Amendment to the parent comment. Note that the arrays contain values like 9 and 10 that are not the XOR of 1 to n for any n but they will also never be accessed because when they appear in the array, then the index used will point to a different element.

Also because we end up back at zero when ever n % 4 == 3, there is some flexibility about the starting point. I wrote 1 to n because that is what the article used, but it would be mathematically cleaner to start at zero which actually changes nothing because XORing with zero does nothing. And we do not have to start at zero at all, we can start at any number divisible by four and less than n because the running XOR sum will become zero just before each multiple of four. So XORing together 0...n, 1...n, 4...n, 8...n or generally 4k...n will give the same result. The explanation part looked at one cycle starting at 4k and ending at 4k + 3 with the running XOR sum being back at zero. Maybe this would have been the less confusing explanation, just using 4k instead of using n again with the constraint that it is divisible by four.

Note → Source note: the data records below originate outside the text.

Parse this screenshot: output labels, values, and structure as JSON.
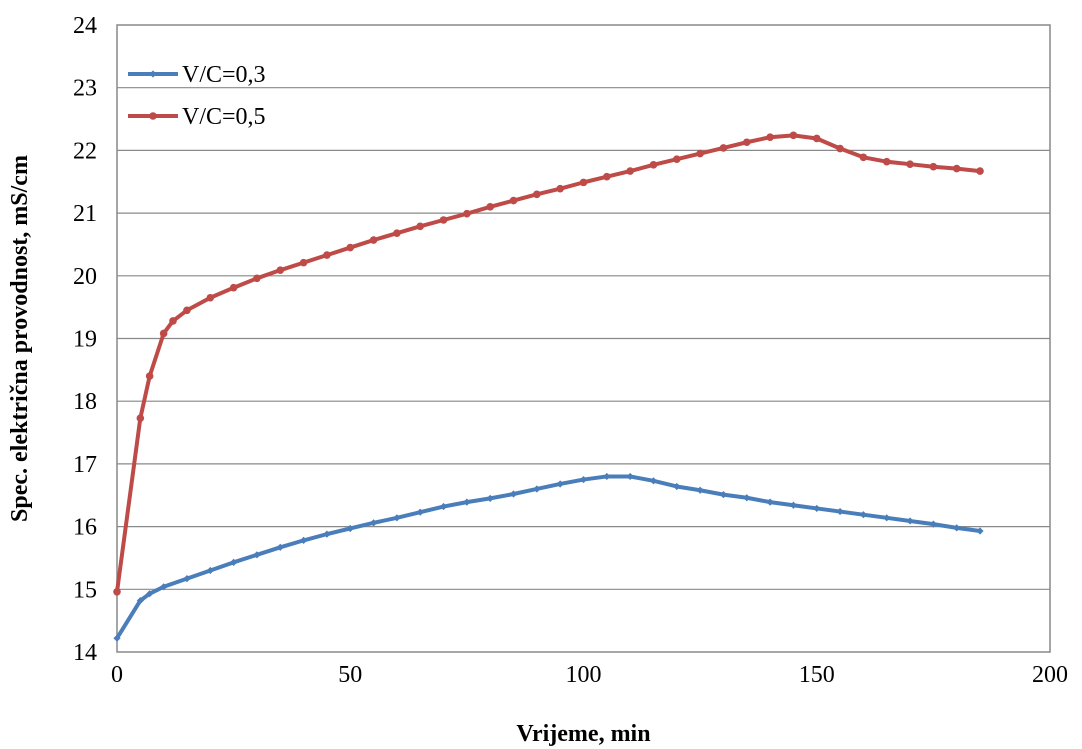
{
  "chart_data": {
    "type": "line",
    "xlabel": "Vrijeme, min",
    "ylabel": "Spec. električna provodnost, mS/cm",
    "xlim": [
      0,
      200
    ],
    "ylim": [
      14,
      24
    ],
    "xticks": [
      0,
      50,
      100,
      150,
      200
    ],
    "yticks": [
      14,
      15,
      16,
      17,
      18,
      19,
      20,
      21,
      22,
      23,
      24
    ],
    "xtick_labels": [
      "0",
      "50",
      "100",
      "150",
      "200"
    ],
    "ytick_labels": [
      "14",
      "15",
      "16",
      "17",
      "18",
      "19",
      "20",
      "21",
      "22",
      "23",
      "24"
    ],
    "grid": "horizontal",
    "legend_position": "top-left",
    "series": [
      {
        "name": "V/C=0,3",
        "color": "#4a7ebb",
        "marker": "diamond",
        "x": [
          0,
          5,
          7,
          10,
          15,
          20,
          25,
          30,
          35,
          40,
          45,
          50,
          55,
          60,
          65,
          70,
          75,
          80,
          85,
          90,
          95,
          100,
          105,
          110,
          115,
          120,
          125,
          130,
          135,
          140,
          145,
          150,
          155,
          160,
          165,
          170,
          175,
          180,
          185
        ],
        "values": [
          14.22,
          14.82,
          14.93,
          15.04,
          15.17,
          15.3,
          15.43,
          15.55,
          15.67,
          15.78,
          15.88,
          15.97,
          16.06,
          16.14,
          16.23,
          16.32,
          16.39,
          16.45,
          16.52,
          16.6,
          16.68,
          16.75,
          16.8,
          16.8,
          16.73,
          16.64,
          16.58,
          16.51,
          16.46,
          16.39,
          16.34,
          16.29,
          16.24,
          16.19,
          16.14,
          16.09,
          16.04,
          15.98,
          15.93
        ]
      },
      {
        "name": "V/C=0,5",
        "color": "#be4b48",
        "marker": "circle",
        "x": [
          0,
          5,
          7,
          10,
          12,
          15,
          20,
          25,
          30,
          35,
          40,
          45,
          50,
          55,
          60,
          65,
          70,
          75,
          80,
          85,
          90,
          95,
          100,
          105,
          110,
          115,
          120,
          125,
          130,
          135,
          140,
          145,
          150,
          155,
          160,
          165,
          170,
          175,
          180,
          185
        ],
        "values": [
          14.96,
          17.73,
          18.4,
          19.08,
          19.28,
          19.45,
          19.65,
          19.81,
          19.96,
          20.09,
          20.21,
          20.33,
          20.45,
          20.57,
          20.68,
          20.79,
          20.89,
          20.99,
          21.1,
          21.2,
          21.3,
          21.39,
          21.49,
          21.58,
          21.67,
          21.77,
          21.86,
          21.95,
          22.04,
          22.13,
          22.21,
          22.24,
          22.19,
          22.03,
          21.89,
          21.82,
          21.78,
          21.74,
          21.71,
          21.67
        ]
      }
    ]
  }
}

Thorrez · 2025-07-05T07:07:59 1751699279

It makes sense to me now. Thanks for taking the time to explain it!

skullt · 2025-07-03T12:31:31 1751545891

There's a bit of a trick in that solution: n is assumed to have the lower two bits clear so for an arbitrary n the array would really be:

[(n & ~3), 1, (n & ~3) + 3, 0][n % 4]

where the (n & ~3) makes sure those lower 2 bits are cleared. But note that we only ever can look at the first element when n % 4 == 0. In that case, (n & ~3) == n already. And further, we only ever can look at the third element when n % 4 == 2. In that case (n & ~3) == n - 2, so (n & ~3) + 3 == n + 1. Hence the array can be simplified to the one given in the other comment.